The news, at first, seemed welcome: In their quest to reduce the myriad deductions that Americans can use to lower what they owe at tax time, House Republicans proposed capping the mortgage-interest deduction at $500,000 and getting rid of it entirely for second homes.

The deduction has long been sacrosanct, surviving decades of reform attempts thanks to powerful lobbying groups. But given that the deduction helps those who need assistance the least, it’s ripe for change.

Of the $190 billion that the government spent on housing in 2015, about 60 percent went to households earning more than $100,000. A household earning $200,000 or more received, on average, four times the amount of assistance as one making $20,000 or below. That’s mainly because the mortgage-interest deduction, which allows homeowners to write off some of their loan payments, overwhelmingly benefits the rich. It will cost us $68.1 billion this year, representing one of the largest expenditures in our tax code. But more than 72 percent of that benefit is captured by the richest fifth of the country, while the bottom two-fifths see less than 2 percent. And, of course, the deduction offers no benefit at all to those who can’t afford to buy a home and must rent instead.

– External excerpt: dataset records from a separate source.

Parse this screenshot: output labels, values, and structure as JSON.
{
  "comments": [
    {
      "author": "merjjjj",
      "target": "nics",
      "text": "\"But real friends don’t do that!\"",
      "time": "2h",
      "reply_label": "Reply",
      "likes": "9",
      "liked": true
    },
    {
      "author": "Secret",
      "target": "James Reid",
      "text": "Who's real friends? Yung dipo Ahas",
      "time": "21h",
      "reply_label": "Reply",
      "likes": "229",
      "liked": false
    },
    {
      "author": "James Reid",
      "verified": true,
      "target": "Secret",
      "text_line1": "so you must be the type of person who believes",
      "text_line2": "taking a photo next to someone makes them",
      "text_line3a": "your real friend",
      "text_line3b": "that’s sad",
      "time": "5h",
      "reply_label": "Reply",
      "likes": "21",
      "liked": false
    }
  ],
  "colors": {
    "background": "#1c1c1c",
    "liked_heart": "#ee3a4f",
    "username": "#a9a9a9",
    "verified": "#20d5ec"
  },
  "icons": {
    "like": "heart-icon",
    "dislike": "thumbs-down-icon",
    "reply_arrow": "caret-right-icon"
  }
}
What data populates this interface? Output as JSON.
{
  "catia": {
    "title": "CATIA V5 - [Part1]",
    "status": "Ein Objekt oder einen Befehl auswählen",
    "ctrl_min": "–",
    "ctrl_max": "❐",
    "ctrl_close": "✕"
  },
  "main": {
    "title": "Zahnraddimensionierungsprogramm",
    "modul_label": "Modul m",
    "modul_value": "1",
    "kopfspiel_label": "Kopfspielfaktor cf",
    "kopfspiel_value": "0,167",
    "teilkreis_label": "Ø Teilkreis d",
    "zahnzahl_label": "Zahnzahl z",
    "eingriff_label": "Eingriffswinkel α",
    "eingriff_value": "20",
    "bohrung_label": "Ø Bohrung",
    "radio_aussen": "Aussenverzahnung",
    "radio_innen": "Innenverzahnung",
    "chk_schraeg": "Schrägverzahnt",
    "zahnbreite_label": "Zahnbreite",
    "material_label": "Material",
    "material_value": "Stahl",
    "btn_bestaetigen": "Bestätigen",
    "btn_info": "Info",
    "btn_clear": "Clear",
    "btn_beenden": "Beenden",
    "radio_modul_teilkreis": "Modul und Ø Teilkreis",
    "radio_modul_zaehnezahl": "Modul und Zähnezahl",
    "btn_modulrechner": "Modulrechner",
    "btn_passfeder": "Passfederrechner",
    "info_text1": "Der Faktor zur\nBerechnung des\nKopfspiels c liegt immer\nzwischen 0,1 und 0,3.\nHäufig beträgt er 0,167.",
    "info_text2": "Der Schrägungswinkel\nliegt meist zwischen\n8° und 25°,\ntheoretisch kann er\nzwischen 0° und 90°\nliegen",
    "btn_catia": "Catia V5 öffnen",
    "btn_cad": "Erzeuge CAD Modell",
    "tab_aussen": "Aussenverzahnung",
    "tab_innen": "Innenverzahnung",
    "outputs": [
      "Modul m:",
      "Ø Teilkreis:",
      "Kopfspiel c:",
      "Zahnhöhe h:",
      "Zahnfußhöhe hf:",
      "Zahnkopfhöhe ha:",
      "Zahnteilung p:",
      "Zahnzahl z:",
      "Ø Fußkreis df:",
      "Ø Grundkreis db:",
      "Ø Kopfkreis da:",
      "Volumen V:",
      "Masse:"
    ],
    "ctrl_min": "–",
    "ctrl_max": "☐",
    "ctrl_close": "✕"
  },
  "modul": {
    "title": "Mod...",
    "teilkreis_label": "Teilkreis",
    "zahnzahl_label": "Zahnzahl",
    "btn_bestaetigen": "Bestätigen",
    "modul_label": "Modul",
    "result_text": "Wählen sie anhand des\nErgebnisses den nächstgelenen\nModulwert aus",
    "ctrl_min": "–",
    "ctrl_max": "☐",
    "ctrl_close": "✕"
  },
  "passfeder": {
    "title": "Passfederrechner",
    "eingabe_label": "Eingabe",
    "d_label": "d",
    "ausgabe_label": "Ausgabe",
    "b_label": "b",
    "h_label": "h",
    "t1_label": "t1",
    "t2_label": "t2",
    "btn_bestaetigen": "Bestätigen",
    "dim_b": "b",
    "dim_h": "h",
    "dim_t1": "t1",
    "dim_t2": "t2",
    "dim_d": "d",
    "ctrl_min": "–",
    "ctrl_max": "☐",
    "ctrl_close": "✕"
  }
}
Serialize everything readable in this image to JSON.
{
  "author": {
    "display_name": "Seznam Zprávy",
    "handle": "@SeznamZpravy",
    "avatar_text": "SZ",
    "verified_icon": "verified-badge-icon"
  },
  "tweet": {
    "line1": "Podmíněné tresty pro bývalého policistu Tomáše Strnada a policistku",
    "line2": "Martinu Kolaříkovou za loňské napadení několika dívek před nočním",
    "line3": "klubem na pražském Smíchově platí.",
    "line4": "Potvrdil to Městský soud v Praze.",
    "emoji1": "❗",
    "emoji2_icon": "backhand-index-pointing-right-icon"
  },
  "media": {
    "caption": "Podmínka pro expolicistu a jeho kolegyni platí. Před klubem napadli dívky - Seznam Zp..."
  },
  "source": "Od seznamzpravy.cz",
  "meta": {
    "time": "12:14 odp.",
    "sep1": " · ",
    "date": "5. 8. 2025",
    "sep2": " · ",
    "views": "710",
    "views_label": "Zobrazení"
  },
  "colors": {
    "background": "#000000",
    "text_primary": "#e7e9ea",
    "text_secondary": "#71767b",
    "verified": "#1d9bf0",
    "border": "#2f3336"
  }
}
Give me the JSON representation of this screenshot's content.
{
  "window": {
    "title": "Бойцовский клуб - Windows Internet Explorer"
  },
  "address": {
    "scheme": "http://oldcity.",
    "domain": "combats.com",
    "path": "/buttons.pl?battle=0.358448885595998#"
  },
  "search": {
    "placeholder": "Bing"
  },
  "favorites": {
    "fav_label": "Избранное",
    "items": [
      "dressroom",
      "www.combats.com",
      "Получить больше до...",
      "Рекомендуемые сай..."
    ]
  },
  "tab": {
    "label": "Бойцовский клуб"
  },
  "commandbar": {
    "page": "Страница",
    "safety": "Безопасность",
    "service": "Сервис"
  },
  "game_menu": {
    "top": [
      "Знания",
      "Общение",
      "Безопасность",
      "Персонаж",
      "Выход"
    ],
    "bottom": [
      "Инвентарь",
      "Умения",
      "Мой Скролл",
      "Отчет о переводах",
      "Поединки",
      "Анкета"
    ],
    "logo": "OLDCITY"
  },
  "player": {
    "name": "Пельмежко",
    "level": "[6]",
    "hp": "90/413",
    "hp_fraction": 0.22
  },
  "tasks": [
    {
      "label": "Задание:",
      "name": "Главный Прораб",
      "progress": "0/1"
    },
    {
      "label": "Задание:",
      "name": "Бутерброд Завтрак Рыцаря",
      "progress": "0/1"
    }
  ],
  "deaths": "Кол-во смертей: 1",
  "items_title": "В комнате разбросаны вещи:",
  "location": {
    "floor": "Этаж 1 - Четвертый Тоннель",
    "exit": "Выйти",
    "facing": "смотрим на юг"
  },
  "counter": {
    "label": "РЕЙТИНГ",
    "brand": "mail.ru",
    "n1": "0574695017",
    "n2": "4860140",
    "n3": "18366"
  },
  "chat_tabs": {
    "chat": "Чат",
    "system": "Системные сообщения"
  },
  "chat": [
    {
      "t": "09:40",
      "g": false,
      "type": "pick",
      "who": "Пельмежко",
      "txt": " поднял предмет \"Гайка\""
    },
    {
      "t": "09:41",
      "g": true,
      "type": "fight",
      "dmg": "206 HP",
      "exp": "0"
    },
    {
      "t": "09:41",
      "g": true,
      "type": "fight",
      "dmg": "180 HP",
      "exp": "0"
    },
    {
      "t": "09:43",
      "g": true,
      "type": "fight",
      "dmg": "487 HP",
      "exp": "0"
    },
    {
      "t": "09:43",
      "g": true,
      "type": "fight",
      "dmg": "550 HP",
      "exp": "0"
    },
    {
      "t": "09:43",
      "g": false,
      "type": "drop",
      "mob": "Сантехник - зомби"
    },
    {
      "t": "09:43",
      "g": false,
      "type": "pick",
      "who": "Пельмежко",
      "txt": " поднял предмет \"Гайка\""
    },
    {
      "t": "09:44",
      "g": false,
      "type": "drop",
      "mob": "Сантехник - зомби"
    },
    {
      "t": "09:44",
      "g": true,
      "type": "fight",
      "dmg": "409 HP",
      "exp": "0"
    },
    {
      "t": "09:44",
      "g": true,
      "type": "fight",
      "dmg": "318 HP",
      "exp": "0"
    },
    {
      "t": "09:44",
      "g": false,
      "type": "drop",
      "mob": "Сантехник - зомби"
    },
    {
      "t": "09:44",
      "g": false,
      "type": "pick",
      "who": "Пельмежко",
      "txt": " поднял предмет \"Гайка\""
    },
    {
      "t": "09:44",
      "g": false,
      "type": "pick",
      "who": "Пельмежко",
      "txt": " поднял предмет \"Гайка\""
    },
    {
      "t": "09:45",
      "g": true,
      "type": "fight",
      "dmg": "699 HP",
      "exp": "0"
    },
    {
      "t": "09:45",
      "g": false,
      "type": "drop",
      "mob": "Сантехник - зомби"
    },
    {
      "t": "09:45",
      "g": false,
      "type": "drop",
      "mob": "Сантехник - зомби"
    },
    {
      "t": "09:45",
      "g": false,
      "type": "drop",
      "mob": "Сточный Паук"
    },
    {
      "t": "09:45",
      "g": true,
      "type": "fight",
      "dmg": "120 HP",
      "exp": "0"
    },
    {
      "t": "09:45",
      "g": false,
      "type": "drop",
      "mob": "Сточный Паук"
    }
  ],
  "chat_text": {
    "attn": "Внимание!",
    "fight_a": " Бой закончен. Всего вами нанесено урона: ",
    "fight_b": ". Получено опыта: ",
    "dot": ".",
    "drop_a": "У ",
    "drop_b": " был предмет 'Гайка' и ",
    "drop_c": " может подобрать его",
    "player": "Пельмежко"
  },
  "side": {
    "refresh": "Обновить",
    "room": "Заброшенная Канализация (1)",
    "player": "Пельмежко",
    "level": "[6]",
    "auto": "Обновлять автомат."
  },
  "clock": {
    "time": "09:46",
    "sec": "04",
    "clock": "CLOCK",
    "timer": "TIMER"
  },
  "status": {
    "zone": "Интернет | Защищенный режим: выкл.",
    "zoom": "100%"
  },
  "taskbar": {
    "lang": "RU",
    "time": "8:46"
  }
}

Yet it’s the latter group that is in the most dire need of assistance. Rents are rising faster than inflation, so incomes can’t keep up. Just about half of rental households spend more than 30 percent of their income on rent, above what’s considered affordable; about a quarter are spending at least half of their income on rent.

It wouldn’t cost a whole lot to change this picture. Only one out of every four low-income families who qualify for rental assistance actually gets it. Yet it would take just $22.5 billion a year to end homelessness by extending assistance to every needy and vulnerable family in the country.

The deduction wouldn’t even have to be eliminated completely to offer meaningful help to low-income families. The Tax Foundation estimates that capping it so that it applies only to the first $500,000 of existing and future mortgages would raise $319 billion over a decade, mostly by taking away benefits from the richest fifth. Converting it to a credit, which would open up the benefit to lower-income families (who don’t typically itemize their deductions), would raise another $105 billion.

So reforming the deduction would be a more-than-welcome change in tax policy. And, at first, it looked like Republicans had finally gotten on board with the idea. But they’re already botching it. When Senate Republicans unveiled their tax plan, the deduction was left as is. The same was true in President Trump’s own proposal, despite early indications that he would cap it. Perhaps it’s not so shocking that many Republicans have now balked at touching the deduction; when the House unveiled its own bill, the powerful National Association of Home Builders quickly blasted it.

But even if Republicans were to stick to their guns and reform the deduction, they aren’t proposing to use the recouped tax revenue to assist poor families. Instead, the savings would be used to keep down the overall cost of the GOP’s tax plan, which is mostly a giveaway to those who are already wealthy. By 2027, the wealthiest 0.1 percent of the country will get a quarter of the benefits, which translates into an extra $278,370 in their pockets. Meanwhile, the poorest fifth gets just 0.3 percent, or a mere $10 extra. Other analyses have found that many low- to moderate-income families would wind up with a tax increase.

There’s a glimmer of hope to be found in the fact that years of staunch opposition—in both parties—to reforming the mortgage-interest deduction may have finally cracked. But while this regressive tax benefit desperately needs to be changed, it only makes sense if the federal assistance offered to rich families is funneled toward those struggling to make rent. Instead, many Republicans want to get rid of it to hand yet more money to the rich. That would utterly squander a chance at meaningful reform.